The Nimukei Yosef explains that this is why one is permitted to light candles Friday afternoon even though they will be burning on Shabbos; since the candles were lit from before Shabbos, which is when he shot the arrow.
The Minchas Chinuch explains further: According to Rabbi Yochanan, he is liable for the moment that he set the fire ablaze. Just as one who shoots an arrow is liable for the shooting of the arrow even though the damage which occurs afterwards is now unavoidable; so too it is with respect to one who lights a fire. Accordingly, a halachah would emerge as follows: If one lit a fire and before it had a chance to do damage he died, the inheritors would be obligated to pay (from the properties of the deceased), since the reason for liability was already completed while the lighter was still alive.
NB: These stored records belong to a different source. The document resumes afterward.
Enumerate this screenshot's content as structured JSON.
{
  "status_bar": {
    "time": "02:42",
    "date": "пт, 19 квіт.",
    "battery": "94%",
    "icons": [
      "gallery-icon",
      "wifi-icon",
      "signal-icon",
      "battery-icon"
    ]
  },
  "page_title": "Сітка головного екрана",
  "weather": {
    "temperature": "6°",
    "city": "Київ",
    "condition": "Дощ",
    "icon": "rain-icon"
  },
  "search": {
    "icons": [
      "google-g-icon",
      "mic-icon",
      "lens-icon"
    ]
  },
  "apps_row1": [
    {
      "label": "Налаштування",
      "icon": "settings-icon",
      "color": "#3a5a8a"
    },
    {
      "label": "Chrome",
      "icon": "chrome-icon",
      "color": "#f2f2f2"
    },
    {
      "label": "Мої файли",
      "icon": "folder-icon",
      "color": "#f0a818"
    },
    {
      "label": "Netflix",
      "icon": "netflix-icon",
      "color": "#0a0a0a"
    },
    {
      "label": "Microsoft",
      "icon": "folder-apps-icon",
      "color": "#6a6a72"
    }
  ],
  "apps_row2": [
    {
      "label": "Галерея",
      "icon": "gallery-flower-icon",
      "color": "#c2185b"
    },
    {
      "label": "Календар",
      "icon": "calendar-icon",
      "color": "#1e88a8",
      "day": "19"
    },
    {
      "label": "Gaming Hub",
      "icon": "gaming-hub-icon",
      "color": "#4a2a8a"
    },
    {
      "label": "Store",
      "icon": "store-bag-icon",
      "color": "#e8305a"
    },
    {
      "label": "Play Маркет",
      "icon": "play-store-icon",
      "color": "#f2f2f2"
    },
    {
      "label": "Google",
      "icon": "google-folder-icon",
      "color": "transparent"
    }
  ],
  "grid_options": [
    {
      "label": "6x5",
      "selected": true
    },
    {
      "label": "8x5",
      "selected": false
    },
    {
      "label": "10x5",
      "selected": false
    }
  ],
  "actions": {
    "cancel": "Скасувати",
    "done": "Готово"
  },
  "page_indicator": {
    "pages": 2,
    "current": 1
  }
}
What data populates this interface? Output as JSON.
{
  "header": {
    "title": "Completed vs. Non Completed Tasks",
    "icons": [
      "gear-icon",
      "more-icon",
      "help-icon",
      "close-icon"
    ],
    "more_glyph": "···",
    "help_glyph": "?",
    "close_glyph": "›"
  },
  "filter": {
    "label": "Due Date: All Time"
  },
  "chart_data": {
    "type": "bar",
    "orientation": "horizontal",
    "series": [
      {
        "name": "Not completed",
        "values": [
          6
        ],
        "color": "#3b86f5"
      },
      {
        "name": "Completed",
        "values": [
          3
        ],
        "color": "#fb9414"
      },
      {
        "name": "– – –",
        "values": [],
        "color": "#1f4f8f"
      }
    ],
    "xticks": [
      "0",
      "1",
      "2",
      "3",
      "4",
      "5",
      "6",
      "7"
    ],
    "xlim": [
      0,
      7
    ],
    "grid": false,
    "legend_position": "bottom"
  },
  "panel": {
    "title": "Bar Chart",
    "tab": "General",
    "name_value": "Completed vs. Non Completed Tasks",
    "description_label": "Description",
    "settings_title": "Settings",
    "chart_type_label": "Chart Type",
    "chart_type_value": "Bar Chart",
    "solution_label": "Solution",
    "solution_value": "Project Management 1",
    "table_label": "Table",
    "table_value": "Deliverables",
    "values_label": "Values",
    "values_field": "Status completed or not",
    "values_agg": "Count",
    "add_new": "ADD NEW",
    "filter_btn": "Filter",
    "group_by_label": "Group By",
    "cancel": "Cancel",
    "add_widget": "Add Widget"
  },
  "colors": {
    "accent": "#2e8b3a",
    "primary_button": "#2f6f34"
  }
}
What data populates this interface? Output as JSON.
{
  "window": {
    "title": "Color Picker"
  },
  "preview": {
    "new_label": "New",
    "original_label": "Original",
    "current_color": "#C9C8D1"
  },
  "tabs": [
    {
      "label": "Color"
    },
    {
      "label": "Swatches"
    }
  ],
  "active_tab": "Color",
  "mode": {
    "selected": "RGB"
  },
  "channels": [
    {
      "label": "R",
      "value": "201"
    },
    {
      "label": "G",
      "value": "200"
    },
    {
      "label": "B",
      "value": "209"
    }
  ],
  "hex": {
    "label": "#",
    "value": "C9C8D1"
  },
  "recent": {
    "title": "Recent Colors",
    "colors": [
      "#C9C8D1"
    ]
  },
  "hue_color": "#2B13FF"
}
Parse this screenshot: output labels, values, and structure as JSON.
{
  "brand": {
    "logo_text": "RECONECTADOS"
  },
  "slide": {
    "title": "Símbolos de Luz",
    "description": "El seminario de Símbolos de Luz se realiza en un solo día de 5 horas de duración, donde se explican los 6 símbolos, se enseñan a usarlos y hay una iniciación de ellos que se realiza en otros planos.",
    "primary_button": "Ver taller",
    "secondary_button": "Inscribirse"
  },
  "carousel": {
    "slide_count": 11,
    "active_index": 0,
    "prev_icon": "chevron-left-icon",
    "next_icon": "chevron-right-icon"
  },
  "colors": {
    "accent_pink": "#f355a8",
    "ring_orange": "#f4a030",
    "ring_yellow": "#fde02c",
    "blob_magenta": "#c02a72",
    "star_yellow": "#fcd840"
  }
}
This is only true if “his arrows” did not cease (when there was a fence preventing the fire from spreading, and the fence fell down after he died). However, if “his arrows” ceased before he died, they will be exempt from liability. As long as the heirs did not know about the fire, they would not be liable, for if they did know about it, and they could have prevented the fire from damaging, they will be liable, for it is their property that is damaging.